Modular Integration Pattern

# Each major capability as a separate module
lib/pipeline_ex/
├── execution/          # Handoff integration
├── validation/         # Exdantic + ExJsonSchema
├── format/            # Ymlr + Jason + YamlElixir
├── jobs/              # Oban workers
├── observability/     # OpenTelemetry
├── config/            # Vapor
└── storage/           # Ecto + Memento/CubDB

Dependency Isolation

# Use behaviours to isolate library dependencies
defmodule Pipeline.Execution.Behaviour do
  @callback execute(pipeline :: term()) :: {:ok, term()} | {:error, term()}
end

defmodule Pipeline.Execution.HandoffAdapter do
  @behaviour Pipeline.Execution.Behaviour
  # Handoff-specific implementation
end

Migration Strategy

Phase 1: Replace Core Infrastructure

Replace Executor.ex with Handoff adapter
Implement Exdantic schemas for all state
Add Oban for job processing
Migrate validation to ExJsonSchema

Phase 2: Add Production Features

Observability with OpenTelemetry
Configuration management with Vapor
Enhanced HTTP with Finch
Format conversion with Ymlr

Phase 3: Advanced Capabilities

Comprehensive testing with StreamData/Mox
Performance optimization with Benchee
Fast storage with Memento/CubDB
Future ML features with Nx/Axon

Risk Mitigation

Dependency Management

Version pinning: Avoid breaking changes during development
Fallback implementations: Pure Elixir fallbacks for critical libraries
Regular updates: Scheduled dependency maintenance windows

Performance Concerns

Incremental adoption: Add libraries one at a time with benchmarking
Memory profiling: Monitor memory usage as libraries are added
Escape hatches: Ability to disable features if performance degrades

Maintenance Burden

Choose actively maintained libraries: All recommended libraries have recent updates
Community support: Prefer libraries with strong community backing
Documentation: Ensure good documentation for team onboarding

Conclusion

This library selection strategy addresses the fundamental architectural issues identified in the rebuild documentation while providing a clear path to production readiness. The modular approach allows for incremental adoption and reduces risk while the tier-based implementation provides clear priorities.
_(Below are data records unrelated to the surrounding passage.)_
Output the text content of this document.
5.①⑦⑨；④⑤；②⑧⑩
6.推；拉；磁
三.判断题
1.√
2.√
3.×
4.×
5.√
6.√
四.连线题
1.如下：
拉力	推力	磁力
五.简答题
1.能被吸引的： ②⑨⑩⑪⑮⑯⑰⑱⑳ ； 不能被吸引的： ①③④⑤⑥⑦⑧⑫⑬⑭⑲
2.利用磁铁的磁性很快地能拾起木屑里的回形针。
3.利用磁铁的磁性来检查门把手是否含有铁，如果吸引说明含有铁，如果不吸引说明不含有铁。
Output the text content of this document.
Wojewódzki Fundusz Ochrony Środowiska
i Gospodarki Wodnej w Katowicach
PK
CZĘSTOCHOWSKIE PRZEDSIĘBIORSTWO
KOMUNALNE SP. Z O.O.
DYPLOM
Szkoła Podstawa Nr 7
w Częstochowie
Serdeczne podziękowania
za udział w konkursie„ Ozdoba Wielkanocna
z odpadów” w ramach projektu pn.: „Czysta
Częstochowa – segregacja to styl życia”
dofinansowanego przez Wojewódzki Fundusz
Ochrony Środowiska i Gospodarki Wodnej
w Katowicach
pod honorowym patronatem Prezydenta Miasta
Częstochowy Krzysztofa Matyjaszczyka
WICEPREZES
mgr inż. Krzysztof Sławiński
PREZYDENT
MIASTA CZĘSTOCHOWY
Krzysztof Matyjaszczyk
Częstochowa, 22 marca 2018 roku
The combination of Handoff (DAG execution), Exdantic (validation), Oban (job processing), and OpenTelemetry (observability) forms the core foundation that will solve the immediate technical debt while enabling the advanced features outlined in the specifications.

Success Criteria:

✅ Eliminate the Executor.ex technical debt
✅ Enable proper validation and type safety
✅ Support production-scale execution (1000 concurrent pipelines)
✅ Provide comprehensive observability and monitoring
✅ Maintain modular architecture for future enhancement

The recommended libraries provide a realistic path to achieving the ambitious vision outlined in the specifications while avoiding the “build everything from scratch” trap that has led to the current technical debt situation.